Wednesday, May 26, 2010
Book Expo America
Today began early with a children authors rountable breakfast beginning at 8:00. I arrived at the convention center at 7:30 to find a long line already assembled waiting to get into the meeting room. (People really need to get a life - we all had tickets to get in!) We were treated to an original, patriotic song performed by three men and one woman from the military, which brought the crowd of 1,000 to its feet.
The moderator of the roundtable was Sarah Ferguson, and I have to admit that I really liked her. She wasted no time in referring to her latest media disaster by saying that it was a challenge to get to the Javits Center as a number of people got in her way on the drive there, referring to the media. "But you might have heard about that," she said. She poked fun at herself by saying she should take a page out of one of her own books, mentioning "Ashley Learns About Strangers". Author Cory Doctorow talked about how he became a young adult author, being influenced by his father's love of telling stories. Mitali Perkins followed Cory and mentioned how libraries had influenced her love of books. And Richard Peck finished his presentation by stating, "The only way we can write is by the light of the bridges we left burning behind us." The speakers were all excellent, and I hope that the adult authors breakfast tomorrow lives up to this one.

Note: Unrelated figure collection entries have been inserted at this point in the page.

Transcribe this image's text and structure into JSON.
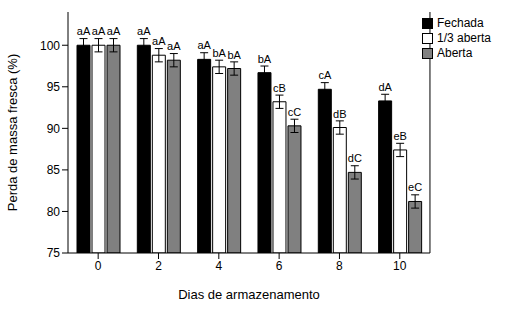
{
  "chart_data": {
    "type": "bar",
    "x_label": "Dias de armazenamento",
    "y_label": "Perda de massa fresca (%)",
    "categories": [
      0,
      2,
      4,
      6,
      8,
      10
    ],
    "series": [
      {
        "name": "Fechada",
        "color": "#000000",
        "values": [
          100,
          100,
          98.3,
          96.7,
          94.7,
          93.3
        ],
        "errors": [
          0.8,
          0.8,
          0.8,
          0.8,
          0.8,
          0.8
        ],
        "significance": [
          "aA",
          "aA",
          "aA",
          "bA",
          "cA",
          "dA"
        ]
      },
      {
        "name": "1/3 aberta",
        "color": "#ffffff",
        "values": [
          100,
          98.8,
          97.4,
          93.2,
          90.1,
          87.4
        ],
        "errors": [
          0.8,
          0.8,
          0.8,
          0.8,
          0.8,
          0.8
        ],
        "significance": [
          "aA",
          "aA",
          "bA",
          "cB",
          "dB",
          "eB"
        ]
      },
      {
        "name": "Aberta",
        "color": "#808080",
        "values": [
          100,
          98.2,
          97.2,
          90.3,
          84.7,
          81.2
        ],
        "errors": [
          0.8,
          0.8,
          0.8,
          0.8,
          0.8,
          0.8
        ],
        "significance": [
          "aA",
          "aA",
          "bA",
          "cC",
          "dC",
          "eC"
        ]
      }
    ],
    "ylim": [
      75,
      104
    ],
    "yticks": [
      75,
      80,
      85,
      90,
      95,
      100
    ],
    "grid": false,
    "legend": "upper right"
  }
}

I spent most of the rest of the day visiting the exhibition hall. Oh, my! It truly is overwhelming for a first timer, despite all the tips given out by Dan Poynter yesterday. I have more autographed books than will probably fit in my suitcase, and I still have tomorrow to get through. A few of the authors I read we here, so it was an honor to get to meet them. And to get exposed to some new authors (at least new to me). My book is displayed in the IBPA booth, and I have to admit it was a thrill to see it there. I finished up the afternoon with a panel discussion on "Are E-Books Good for Authors". The panel consisted of an agent, three publishers and an author. An interesting mix, I thought. Why weren't there more authors on it? And in fact when they were asking about the demographics in the audience (agent, publisher, book sellers, etc.), they didn't even ask about authors until prompted by someone. At least the moderator sheepishly said, "That's what you'd expect from a publisher, right?" It was indicated by most of the panel that in the new digital world the author would receive a smaller piece of the pie, and the publisher a larger piece. I know what I was thinking - No, more authors will just self-publish since there are services available to help us. And the author on the panel? He had the guts to pretty much say just that. Good for him!